In Kufstein, einer charmanten Stadt, die nicht nur für ihre malerische Altstadt bekannt ist, hat sich eine beunruhigende Entwicklung vollzogen. Das Landeskriminalamt (LKA) Tirol hat eine Drogenbande ausgehoben, die in den letzten Jahren ein beachtliches Netzwerk für den Handel mit illegalen Substanzen aufgebaut hat. Diese Bande, angeführt von einem 44-jährigen Iraner, Fariborz R., soll mindestens 12 kg Kokain und 680 kg Cannabis in Österreich eingeführt und verkauft haben. Was die Sache besonders brisant macht: Kufstein hat den höchsten Pro-Kopf-Kokain-Verbrauch in Österreich. Laut Abwasseranalysen wurde im Vorjahr in dieser Stadt fast doppelt so viel Kokain konsumiert wie in Wien.

Der Anführer, zuletzt in Wien-Margareten gemeldet, wurde am 28. April von Sonderkräften der WEGA in seiner Wohnung festgenommen.
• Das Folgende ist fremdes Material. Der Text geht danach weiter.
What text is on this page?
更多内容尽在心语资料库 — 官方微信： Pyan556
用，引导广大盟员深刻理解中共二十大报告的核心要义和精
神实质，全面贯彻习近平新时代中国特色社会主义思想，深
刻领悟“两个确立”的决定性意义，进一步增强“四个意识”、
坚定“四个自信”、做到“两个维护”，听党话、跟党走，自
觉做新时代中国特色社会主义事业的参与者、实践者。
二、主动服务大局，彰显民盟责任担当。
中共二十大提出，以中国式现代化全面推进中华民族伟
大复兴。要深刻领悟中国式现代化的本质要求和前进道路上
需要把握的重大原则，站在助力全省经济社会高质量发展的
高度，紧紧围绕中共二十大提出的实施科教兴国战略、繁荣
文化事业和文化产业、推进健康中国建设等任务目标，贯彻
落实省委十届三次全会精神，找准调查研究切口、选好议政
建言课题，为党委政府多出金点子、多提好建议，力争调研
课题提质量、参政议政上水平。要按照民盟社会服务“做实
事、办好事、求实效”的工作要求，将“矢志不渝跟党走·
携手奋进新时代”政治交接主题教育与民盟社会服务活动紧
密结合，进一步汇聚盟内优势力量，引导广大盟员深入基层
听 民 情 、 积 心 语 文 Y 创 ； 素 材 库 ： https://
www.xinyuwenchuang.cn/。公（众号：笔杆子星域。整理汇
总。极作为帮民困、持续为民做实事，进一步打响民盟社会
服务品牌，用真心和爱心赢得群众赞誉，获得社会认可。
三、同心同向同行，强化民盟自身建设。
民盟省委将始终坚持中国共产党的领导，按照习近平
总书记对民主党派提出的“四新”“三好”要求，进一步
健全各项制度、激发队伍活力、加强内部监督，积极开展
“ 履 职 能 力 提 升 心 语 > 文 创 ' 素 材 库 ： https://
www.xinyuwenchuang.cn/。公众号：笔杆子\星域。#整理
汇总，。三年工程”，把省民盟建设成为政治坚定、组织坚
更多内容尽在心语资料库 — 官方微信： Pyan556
Zeitgleich wurden drei weitere Männer in Wien und ein weiterer in Kundl, Tirol, verhaftet. Bei Hausdurchsuchungen fand die Polizei nicht nur 0,5 kg Cannabis und 85 g Kokain, sondern auch 80.000 Euro in bar. Die Bande war seit Mitte Februar 2020 aktiv und nutzte vermeintlich abhörsichere Kryptohandys, die jedoch schließlich „geknackt“ werden konnten. Die Ermittlungen wurden vom Bundeskriminalamt und unterstützt vom FBI durchgeführt, was die Dimension und das internationale Interesse an diesem Fall verdeutlicht.

Die Strukturen der Bande

Fariborz R. führte die Organisation offenbar arbeitsteilig und hatte ein umfangreiches Distributionsnetz aufgebaut. In seiner Wohnung wurden nicht nur große Bargeldbeträge – insgesamt 64.550 Euro – gefunden, sondern auch sechs Handys, darunter die Kryptohandys, sowie zwei Überwachungskameras. Die Ermittler gehen davon aus, dass die Bande mindestens 8 Millionen Euro erwirtschaftet hat. Die Gründe, warum das Ganze so lange unentdeckt blieb, sind vielfältig: abhörsichere Geräte, raffinierte Netzwerke und eine durchdachte Logistik. Doch jetzt könnte es ernst werden für Fariborz R. Sollte sich herausstellen, dass er große Mengen illegaler Substanzen befehligt hat, droht ihm eine Anklage nach § 28a Absatz 5 Suchtmittelgesetz (SMG), was im schlimmsten Fall zehn bis 20 Jahre oder sogar lebenslange Haft bedeuten könnte.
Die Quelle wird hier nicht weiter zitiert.